Recouverte d’une pelouse artificielle, le plateau est séparé en deux espaces de jeu délimités par un faisceau de lumière verte et un mur en fond de scène dont l’habillage se fait l’écho de deux univers en apparence assez différents. Une vieille carcasse de voiture s’est échouée à jardin devant un mur en briques blanches sur lequel sont projetées quelques phrases de Borges en espagnol. Côté cour, un canapé en simili cuir campe devant un mur matelassé rappelant l’intérieur de la chambre d’un hôpital psychiatrique. Le ton est donné. Il ne s’agit pas de minauder, de proférer un langage fort et dérangeant dans un élan contenu et freiné par du culturellement correct dont on nous rebat les oreilles. Les comédiens rendent à Garcia ce qui est à Garcia avec leurs propres armes que la poésie, l’inventivité et la maîtrise du rapport scène/salle caractérisent.

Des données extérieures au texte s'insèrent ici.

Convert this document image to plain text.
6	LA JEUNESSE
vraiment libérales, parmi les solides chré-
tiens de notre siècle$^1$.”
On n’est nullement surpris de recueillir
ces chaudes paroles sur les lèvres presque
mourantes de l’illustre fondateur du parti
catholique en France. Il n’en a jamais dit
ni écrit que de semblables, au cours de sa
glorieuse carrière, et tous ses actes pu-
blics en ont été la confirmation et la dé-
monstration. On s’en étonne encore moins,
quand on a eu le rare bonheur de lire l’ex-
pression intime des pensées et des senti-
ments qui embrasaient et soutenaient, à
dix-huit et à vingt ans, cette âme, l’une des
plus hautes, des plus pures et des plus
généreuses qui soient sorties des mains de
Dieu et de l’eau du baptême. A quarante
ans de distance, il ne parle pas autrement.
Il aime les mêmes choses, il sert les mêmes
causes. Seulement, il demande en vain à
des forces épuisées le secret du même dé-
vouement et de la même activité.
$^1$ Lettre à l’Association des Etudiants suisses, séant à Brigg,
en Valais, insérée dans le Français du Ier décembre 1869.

Arnaud Troalic s’est approprié la langue de Rodrigo Garcia avec une sensibilité et une justesse incroyables et procède selon un système de « tuilage » pour présenter les deux textes de l’auteur, Borges et Goya, dans une mise en scène musicale, esthétique et puissamment érotique.

© Olivier Roche

Les surtitres, la musique et les visuels sont déclenchés par les comédiens eux-mêmes qui durant toute la représentation, restent maîtres du jeu et impulsent leur propre rythme à la partition qu’ils sont en train de composer. Cet axe de travail offre une grande liberté aux acteurs mais aussi une contrainte énorme qui les placent en situation de difficulté et les obligent, au final, à s’inscrire dans une dynamique de jeu nécessairement réactive, car ils peuvent à tout moment intervenir l’un sur l’autre. Bien que leur espace de jeu soit séparé, leurs deux univers s’interpénètrent, entrent en collision par le biais de cette impulsion technique dont les comédiens ont la responsabilité. En collaboration avec Florence Gamblin et Patrick Amar, Arnaud Troalic propose une dramaturgie de Borges et Goya qui ne relève pas de la biographie mais au contraire offre au spectateur un nombre incroyable de pistes à explorer grâce à la manière dont il réussit brillamment à faire coexister les deux textes.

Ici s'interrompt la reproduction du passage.